Quasi-Demeaning: The Relationship Between Fixed and Random Effects

Setup

Assume the following data generation process:

\[ Y_{it} = \mathbf{X}_{i}'\beta + \tau D_{it} + U_i +\epsilon_{it} \]

where \(i\) indexes individual units and \(t\) indexes time, \(\mathbf{X}_i\) are unit-level attributes, \(D_{it}\) is a treatment indicator (set to 1 if the observation is treated and in the post-treatment period). Finally, \(U_i\) captures unobserved unit-level heterogeneity.

Estimation: Random vs. Fixed Effects

  • Random effects uses an approach called “quasi-demeaning” or “partial pooling.”

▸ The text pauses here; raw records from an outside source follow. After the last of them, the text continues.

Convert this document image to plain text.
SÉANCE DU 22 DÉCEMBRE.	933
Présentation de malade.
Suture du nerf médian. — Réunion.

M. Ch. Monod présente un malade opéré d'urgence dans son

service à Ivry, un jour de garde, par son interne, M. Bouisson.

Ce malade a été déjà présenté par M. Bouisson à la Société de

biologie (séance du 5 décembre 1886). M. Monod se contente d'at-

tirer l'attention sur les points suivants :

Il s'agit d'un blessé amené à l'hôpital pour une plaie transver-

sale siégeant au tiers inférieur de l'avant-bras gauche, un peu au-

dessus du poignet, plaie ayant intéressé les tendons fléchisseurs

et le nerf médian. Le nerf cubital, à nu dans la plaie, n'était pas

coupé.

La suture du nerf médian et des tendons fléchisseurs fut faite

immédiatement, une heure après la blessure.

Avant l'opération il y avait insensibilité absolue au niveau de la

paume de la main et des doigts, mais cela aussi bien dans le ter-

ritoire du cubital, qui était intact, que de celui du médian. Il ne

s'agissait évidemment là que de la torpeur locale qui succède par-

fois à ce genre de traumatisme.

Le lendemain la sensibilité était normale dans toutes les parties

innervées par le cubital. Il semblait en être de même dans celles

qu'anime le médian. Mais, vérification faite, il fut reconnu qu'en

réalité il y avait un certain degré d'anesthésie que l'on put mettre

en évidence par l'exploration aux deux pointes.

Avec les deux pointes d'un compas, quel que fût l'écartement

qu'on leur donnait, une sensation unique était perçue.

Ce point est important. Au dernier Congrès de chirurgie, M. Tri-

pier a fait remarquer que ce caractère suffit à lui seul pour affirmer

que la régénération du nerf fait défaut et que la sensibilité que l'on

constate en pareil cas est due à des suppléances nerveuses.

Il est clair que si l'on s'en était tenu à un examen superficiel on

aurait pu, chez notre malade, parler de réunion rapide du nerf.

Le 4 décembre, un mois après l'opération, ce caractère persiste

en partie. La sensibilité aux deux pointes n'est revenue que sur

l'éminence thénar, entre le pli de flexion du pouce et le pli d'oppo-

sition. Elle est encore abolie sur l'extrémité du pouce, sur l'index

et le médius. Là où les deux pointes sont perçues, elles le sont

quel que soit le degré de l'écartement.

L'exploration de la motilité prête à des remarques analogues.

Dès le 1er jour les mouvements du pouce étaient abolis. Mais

  • The random effects model can be represented as:

\[ \begin{align} (Y_{it}-\theta \bar{Y_i}) = (\mathbf{X}_{it}-\theta \bar{\mathbf{X}_i})'\beta + \tau (D_{it}-\theta \bar{D_i}) + (\epsilon_{it} - \theta \bar{\epsilon_i}) \quad \quad \quad Eq. 9 \end{align} \]

where

\[ \theta = 1 - \bigg [\frac{\sigma^2_\epsilon}{(\sigma^2_\epsilon + T\sigma^2_u)}\bigg ]^{1/2} \]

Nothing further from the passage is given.